Brisbane attracted the greatest percentage of residential flat developments in the State during the interwar years, and from late 1933 the erection of purpose-designed, purpose-built blocks of residential flats led the recovery in Brisbane residential construction following the severe and widespread economic depression of the early 1930s. Construction of Bulolo Flats in 1934 was in the vanguard of this activity.

The place demonstrates rare, uncommon or endangered aspects of Queensland's cultural heritage.

Bulolo Flats is an uncommon Queensland example of purpose-built residential flats of the interwar period intended to accommodate single women only. Unlike some other "bachelor flats" or "flats for business girls" of this period, in which bathrooms and lavatories were shared, the Bulolo Flats, although essentially bed-sits, were self-contained, with private bathroom, water closet and kitchenette.

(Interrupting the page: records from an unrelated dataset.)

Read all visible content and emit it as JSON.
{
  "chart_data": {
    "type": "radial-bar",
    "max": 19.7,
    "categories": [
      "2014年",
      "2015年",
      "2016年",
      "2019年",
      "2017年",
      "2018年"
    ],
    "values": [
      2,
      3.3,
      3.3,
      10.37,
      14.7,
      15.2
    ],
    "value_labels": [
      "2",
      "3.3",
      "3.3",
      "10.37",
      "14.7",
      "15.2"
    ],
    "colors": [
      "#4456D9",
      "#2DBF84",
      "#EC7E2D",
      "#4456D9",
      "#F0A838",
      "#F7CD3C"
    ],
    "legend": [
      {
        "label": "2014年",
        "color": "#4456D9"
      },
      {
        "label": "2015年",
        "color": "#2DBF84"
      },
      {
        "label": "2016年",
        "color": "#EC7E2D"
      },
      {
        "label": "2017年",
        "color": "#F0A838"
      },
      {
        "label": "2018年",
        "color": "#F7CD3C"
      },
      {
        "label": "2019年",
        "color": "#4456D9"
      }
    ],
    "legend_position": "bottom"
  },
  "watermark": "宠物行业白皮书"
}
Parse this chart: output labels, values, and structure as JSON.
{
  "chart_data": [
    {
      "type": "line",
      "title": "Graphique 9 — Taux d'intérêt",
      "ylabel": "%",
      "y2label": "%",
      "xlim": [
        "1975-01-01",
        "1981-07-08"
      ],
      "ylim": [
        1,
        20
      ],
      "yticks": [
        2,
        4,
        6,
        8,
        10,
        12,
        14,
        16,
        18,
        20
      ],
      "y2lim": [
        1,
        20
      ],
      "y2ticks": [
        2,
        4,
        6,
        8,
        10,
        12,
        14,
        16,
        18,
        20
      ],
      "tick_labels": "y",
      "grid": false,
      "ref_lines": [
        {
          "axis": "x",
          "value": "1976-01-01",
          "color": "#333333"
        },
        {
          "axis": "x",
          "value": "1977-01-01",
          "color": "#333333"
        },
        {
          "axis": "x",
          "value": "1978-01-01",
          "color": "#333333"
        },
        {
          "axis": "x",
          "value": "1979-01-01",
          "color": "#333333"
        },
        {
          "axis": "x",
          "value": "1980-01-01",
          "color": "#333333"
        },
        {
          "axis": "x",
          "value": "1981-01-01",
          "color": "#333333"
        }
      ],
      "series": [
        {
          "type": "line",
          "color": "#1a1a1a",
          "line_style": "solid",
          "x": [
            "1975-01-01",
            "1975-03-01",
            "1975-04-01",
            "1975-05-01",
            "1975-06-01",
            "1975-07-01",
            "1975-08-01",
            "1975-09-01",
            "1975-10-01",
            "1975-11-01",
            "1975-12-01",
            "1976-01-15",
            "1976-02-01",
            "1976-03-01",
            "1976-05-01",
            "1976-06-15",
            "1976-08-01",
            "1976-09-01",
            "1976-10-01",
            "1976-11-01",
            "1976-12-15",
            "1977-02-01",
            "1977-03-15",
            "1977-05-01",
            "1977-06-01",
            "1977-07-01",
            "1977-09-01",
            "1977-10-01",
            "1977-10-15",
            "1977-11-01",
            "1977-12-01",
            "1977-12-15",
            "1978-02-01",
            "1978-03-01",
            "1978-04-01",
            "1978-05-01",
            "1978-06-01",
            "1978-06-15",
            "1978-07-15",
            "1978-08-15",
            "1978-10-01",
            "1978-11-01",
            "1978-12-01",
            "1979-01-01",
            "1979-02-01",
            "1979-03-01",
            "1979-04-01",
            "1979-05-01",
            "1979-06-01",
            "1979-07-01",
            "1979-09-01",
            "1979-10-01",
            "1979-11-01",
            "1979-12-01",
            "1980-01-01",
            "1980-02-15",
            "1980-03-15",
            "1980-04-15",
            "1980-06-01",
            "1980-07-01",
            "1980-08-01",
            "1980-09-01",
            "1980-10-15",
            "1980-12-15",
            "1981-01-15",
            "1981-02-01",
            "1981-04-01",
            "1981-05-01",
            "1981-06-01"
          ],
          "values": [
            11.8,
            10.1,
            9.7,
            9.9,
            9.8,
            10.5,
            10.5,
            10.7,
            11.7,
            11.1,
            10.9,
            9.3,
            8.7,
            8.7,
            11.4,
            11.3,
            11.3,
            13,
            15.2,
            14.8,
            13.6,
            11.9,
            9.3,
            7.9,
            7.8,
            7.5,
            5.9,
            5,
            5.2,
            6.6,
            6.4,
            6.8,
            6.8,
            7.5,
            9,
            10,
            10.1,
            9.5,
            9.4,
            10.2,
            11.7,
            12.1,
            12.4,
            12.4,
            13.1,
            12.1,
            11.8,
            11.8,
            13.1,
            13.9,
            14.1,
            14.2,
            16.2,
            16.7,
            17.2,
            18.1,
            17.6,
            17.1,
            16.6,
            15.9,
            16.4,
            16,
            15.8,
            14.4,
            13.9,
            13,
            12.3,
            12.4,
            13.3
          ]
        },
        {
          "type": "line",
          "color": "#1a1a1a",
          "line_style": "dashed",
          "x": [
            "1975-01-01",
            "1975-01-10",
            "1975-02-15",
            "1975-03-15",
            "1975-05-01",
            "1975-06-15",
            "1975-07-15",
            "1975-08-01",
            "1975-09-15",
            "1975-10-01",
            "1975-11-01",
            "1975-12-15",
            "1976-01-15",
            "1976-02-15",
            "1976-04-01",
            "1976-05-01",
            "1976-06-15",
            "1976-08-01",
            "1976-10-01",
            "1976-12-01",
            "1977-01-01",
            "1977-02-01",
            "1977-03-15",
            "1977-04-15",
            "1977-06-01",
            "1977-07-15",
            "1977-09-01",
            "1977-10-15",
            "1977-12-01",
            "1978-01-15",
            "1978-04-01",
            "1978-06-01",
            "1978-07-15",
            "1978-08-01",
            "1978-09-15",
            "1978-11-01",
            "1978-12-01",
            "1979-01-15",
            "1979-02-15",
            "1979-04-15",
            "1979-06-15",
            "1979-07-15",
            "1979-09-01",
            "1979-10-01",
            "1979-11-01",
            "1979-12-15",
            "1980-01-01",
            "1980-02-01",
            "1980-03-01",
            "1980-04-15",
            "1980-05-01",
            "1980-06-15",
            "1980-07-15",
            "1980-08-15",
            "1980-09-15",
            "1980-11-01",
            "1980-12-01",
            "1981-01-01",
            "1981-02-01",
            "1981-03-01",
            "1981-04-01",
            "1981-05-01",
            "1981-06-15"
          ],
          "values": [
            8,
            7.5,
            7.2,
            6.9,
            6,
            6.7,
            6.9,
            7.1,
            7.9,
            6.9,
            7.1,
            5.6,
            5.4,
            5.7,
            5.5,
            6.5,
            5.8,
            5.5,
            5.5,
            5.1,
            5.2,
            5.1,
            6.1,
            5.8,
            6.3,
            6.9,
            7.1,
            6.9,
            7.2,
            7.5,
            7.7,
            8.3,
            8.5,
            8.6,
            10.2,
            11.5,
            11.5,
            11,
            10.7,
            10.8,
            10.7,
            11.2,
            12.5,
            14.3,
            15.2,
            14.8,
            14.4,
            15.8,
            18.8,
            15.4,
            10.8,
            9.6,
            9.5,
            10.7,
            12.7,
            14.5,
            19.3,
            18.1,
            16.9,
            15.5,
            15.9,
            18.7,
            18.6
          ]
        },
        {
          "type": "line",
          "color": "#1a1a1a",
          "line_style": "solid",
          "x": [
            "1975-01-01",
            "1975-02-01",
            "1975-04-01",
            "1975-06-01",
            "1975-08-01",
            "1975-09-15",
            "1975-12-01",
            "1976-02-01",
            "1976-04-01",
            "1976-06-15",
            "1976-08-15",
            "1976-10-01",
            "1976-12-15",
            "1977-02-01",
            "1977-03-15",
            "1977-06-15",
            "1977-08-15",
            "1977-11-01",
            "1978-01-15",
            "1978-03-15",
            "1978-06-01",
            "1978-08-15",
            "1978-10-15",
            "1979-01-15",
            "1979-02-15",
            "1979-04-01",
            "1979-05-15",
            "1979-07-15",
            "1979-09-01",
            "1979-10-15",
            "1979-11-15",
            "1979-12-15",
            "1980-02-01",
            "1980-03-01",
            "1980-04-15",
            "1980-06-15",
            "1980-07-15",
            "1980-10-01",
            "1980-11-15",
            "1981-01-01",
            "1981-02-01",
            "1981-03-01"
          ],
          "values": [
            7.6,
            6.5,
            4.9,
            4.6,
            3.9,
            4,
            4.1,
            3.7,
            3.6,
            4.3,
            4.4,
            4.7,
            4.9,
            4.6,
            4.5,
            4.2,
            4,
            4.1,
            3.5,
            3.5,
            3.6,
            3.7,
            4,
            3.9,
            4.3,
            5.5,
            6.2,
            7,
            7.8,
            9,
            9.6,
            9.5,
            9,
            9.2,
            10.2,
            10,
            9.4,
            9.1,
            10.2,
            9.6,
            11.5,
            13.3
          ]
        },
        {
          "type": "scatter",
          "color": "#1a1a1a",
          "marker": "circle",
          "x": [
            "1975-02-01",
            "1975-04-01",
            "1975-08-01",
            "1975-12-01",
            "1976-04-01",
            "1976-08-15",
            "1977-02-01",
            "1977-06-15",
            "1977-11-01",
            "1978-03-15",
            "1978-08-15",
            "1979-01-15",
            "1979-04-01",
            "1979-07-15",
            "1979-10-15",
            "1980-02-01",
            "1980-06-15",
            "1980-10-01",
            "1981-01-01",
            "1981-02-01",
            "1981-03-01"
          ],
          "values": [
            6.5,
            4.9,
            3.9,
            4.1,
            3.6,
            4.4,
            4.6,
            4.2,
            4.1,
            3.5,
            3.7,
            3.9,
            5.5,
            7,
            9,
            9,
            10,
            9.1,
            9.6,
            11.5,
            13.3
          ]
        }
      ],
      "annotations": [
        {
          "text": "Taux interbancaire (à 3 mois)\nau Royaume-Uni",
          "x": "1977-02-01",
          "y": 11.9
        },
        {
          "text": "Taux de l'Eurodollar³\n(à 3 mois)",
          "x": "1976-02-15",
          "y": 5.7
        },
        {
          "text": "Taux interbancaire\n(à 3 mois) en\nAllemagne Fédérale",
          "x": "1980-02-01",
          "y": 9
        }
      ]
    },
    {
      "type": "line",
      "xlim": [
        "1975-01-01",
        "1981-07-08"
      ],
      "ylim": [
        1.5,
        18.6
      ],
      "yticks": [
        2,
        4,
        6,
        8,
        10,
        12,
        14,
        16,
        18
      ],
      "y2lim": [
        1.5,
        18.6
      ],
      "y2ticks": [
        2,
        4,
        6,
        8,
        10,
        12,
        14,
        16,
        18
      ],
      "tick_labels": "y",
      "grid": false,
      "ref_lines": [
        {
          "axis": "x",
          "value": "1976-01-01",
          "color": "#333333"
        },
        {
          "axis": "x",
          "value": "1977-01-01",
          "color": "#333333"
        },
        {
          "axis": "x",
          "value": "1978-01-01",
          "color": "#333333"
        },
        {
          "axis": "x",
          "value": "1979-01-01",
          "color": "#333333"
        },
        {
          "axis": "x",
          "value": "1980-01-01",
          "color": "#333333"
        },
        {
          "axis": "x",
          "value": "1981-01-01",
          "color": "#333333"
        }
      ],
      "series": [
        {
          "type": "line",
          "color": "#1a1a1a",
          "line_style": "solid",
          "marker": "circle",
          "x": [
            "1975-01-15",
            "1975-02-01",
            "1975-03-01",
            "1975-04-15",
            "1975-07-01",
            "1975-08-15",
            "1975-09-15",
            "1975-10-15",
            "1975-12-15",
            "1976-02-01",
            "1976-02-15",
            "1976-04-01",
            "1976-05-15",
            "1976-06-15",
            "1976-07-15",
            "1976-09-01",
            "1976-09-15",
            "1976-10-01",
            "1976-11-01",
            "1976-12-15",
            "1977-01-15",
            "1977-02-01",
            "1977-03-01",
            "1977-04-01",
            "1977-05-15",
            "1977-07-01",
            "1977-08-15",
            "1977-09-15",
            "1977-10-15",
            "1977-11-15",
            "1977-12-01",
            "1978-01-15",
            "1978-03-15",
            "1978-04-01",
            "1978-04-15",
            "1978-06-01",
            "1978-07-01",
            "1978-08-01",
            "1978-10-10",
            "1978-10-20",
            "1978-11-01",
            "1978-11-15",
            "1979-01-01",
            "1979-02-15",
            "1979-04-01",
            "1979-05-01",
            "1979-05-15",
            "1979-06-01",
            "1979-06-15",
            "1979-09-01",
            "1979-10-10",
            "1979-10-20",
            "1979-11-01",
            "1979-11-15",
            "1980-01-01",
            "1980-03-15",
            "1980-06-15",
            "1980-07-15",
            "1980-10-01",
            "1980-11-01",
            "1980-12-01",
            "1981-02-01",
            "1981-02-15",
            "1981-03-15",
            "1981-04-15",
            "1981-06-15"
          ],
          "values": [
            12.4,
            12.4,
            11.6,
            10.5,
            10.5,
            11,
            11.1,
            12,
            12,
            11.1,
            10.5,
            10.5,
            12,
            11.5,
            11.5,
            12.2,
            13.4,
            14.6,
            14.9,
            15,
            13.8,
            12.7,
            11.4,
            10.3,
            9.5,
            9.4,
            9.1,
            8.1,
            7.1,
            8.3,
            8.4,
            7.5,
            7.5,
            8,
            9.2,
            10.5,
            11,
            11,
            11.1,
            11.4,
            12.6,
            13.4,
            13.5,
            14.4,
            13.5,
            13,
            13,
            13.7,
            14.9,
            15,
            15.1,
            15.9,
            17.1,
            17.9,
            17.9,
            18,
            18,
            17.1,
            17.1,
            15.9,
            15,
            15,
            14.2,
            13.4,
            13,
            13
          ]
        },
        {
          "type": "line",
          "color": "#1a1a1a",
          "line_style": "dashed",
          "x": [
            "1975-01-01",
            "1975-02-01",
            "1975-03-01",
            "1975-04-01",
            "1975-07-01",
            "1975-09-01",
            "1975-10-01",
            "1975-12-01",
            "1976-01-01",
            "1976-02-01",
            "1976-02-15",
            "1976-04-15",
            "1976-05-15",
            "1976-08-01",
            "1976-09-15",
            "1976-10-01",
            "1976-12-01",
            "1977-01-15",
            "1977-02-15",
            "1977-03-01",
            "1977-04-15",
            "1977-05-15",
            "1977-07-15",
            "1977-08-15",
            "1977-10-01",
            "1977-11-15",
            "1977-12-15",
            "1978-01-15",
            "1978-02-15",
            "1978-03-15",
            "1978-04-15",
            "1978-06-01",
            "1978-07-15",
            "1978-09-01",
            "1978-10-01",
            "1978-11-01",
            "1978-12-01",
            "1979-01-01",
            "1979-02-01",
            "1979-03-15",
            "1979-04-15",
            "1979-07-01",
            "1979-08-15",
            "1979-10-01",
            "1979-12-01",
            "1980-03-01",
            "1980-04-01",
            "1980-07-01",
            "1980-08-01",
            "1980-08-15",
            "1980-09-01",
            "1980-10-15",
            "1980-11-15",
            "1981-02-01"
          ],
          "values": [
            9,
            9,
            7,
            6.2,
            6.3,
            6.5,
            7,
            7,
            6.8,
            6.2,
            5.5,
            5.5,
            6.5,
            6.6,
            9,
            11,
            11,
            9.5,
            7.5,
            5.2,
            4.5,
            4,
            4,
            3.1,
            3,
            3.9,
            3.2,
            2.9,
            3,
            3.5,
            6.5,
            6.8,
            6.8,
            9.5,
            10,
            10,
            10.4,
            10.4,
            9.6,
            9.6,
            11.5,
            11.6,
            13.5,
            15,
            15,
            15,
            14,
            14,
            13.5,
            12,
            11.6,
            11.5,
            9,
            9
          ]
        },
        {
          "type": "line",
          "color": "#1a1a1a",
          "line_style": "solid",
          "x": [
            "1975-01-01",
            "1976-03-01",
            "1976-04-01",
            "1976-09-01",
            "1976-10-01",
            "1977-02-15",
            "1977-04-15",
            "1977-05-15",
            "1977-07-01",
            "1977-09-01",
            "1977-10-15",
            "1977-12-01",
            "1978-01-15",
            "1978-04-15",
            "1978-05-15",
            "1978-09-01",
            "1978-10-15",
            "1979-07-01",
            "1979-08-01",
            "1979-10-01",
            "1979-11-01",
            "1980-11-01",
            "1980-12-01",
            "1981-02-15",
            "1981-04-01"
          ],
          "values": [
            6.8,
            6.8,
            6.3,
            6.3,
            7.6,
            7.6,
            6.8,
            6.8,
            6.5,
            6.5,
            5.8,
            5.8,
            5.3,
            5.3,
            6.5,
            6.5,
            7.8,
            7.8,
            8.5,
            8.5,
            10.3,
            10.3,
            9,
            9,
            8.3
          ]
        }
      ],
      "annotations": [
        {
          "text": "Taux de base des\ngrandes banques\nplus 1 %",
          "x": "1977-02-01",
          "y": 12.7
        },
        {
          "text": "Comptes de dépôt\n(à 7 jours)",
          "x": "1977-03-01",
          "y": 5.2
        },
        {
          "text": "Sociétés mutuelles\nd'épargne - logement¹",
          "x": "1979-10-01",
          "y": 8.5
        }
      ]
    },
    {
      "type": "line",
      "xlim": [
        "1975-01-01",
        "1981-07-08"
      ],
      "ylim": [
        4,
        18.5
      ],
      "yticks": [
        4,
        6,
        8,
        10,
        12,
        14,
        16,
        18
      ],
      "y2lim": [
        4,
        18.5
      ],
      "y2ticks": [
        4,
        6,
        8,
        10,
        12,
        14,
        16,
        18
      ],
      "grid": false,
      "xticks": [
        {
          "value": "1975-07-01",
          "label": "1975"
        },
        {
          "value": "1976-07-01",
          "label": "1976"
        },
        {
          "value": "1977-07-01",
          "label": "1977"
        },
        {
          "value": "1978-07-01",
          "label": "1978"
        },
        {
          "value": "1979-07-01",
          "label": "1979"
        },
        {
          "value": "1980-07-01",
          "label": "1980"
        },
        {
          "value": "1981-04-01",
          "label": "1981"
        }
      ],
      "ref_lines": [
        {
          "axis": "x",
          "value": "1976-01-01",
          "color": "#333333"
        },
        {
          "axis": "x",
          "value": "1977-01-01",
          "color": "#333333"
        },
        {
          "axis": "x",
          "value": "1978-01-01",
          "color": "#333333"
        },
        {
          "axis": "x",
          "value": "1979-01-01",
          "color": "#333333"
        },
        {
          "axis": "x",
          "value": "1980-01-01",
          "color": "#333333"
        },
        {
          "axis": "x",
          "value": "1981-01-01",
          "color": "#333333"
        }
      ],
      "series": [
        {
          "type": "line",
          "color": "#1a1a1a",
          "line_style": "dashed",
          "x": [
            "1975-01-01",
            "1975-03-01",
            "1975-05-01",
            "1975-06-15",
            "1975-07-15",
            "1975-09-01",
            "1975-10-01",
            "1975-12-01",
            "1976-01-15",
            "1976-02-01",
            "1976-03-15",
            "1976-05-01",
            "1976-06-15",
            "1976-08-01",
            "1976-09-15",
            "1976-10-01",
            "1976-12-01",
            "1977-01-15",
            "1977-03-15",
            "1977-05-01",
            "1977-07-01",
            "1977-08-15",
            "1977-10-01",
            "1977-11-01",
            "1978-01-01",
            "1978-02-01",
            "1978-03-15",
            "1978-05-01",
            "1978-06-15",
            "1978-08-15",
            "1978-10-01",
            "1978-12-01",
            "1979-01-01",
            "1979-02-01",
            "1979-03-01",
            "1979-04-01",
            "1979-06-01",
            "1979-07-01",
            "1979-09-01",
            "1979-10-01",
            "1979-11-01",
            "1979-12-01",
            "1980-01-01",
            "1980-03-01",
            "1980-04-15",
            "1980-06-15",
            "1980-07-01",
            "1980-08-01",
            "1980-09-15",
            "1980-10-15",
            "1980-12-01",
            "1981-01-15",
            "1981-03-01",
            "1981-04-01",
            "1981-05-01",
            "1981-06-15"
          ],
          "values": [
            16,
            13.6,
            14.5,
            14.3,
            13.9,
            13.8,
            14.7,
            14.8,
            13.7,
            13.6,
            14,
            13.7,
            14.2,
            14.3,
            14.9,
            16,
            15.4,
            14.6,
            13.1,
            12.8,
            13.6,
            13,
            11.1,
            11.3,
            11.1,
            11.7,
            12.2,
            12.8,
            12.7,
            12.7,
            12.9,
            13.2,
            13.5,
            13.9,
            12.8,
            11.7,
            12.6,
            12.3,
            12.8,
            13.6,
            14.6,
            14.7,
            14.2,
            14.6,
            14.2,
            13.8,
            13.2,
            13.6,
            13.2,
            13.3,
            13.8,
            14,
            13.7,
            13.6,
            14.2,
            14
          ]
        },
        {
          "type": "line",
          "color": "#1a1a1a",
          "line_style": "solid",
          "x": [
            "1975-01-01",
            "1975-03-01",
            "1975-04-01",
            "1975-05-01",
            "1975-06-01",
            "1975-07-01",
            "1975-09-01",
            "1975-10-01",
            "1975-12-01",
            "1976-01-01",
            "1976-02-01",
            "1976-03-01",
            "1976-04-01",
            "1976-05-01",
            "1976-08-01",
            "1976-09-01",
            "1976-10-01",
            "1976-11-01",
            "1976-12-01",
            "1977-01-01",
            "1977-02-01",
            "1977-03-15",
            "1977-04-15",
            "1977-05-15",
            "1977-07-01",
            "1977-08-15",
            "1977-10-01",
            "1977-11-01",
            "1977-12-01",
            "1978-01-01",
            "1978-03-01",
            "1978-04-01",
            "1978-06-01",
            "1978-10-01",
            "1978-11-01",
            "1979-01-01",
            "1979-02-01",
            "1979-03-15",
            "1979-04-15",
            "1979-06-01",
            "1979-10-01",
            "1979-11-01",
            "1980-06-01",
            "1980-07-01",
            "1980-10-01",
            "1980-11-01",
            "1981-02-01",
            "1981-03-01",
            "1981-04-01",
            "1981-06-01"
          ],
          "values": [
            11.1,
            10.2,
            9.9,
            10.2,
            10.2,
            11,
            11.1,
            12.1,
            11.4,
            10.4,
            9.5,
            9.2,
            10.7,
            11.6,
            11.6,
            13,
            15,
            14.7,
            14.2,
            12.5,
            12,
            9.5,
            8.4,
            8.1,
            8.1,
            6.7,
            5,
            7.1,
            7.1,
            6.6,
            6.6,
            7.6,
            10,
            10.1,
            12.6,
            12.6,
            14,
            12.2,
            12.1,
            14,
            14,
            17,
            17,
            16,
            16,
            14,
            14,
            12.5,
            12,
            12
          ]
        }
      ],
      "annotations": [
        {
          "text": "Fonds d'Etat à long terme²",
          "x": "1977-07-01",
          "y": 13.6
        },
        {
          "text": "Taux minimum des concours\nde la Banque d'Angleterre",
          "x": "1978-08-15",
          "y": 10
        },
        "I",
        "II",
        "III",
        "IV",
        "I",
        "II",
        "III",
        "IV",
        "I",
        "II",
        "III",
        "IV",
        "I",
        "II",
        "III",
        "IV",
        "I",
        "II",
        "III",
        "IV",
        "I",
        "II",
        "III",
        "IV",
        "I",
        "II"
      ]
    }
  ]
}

The place is important in demonstrating the principal characteristics of a particular class of cultural places.

Bulolo Flats remains highly intact. As an excellent example of its type it is important in demonstrating the principal characteristics of a well-designed, well-constructed, domestic-scale block of self-contained residential flats for single women. Each small flat contains a bed-sitting room, sleep-out, kitchenette, bathroom, water closet, built-in cupboards, and front and rear (trades) entrances. Common areas include the central street entrance, halls, stairwells and the former shared laundry facilities on the rooftop. The lack of provision of garaging is consistent with its interwar purpose as flats for young women residing within easy walking distance of their place of work. Decorative details such as the planter boxes at the front, either side of the entrance stairs; the stylistic concerns with utilising brickwork for decorative purposes (including salt-glazed highlights and patterns in a darker colour brick and the incorporation of dramatic pilasters to the exterior); and the incorporation of small "grotesques" in the front elevation; remain intact.

The place is an excellent example of the domestic work of the architectural firm of Hennessy, Hennessy and Co. in Queensland. The firm received a large number of commissions from the Catholic church in Queensland, and they are better known for their design work in convents, church schools, churches and presbyteries throughout the south-east of the State. In Bulolo, their concern with Romanesque stylistic influences so often found in their institutional work and of which they were leading practitioners, is apparent in their domestic design work as well.

The place has a special association with the life or work of a particular person, group or organisation of importance in Queensland's history.

The place has a special association with TC Beirne, a prominent Queensland businessman and politician, for whom the flats were erected. It remains strong evidence of his compassion as an employer and as a committed Catholic and humanitarian, which earned him the respect of his staff and of the Queensland community generally.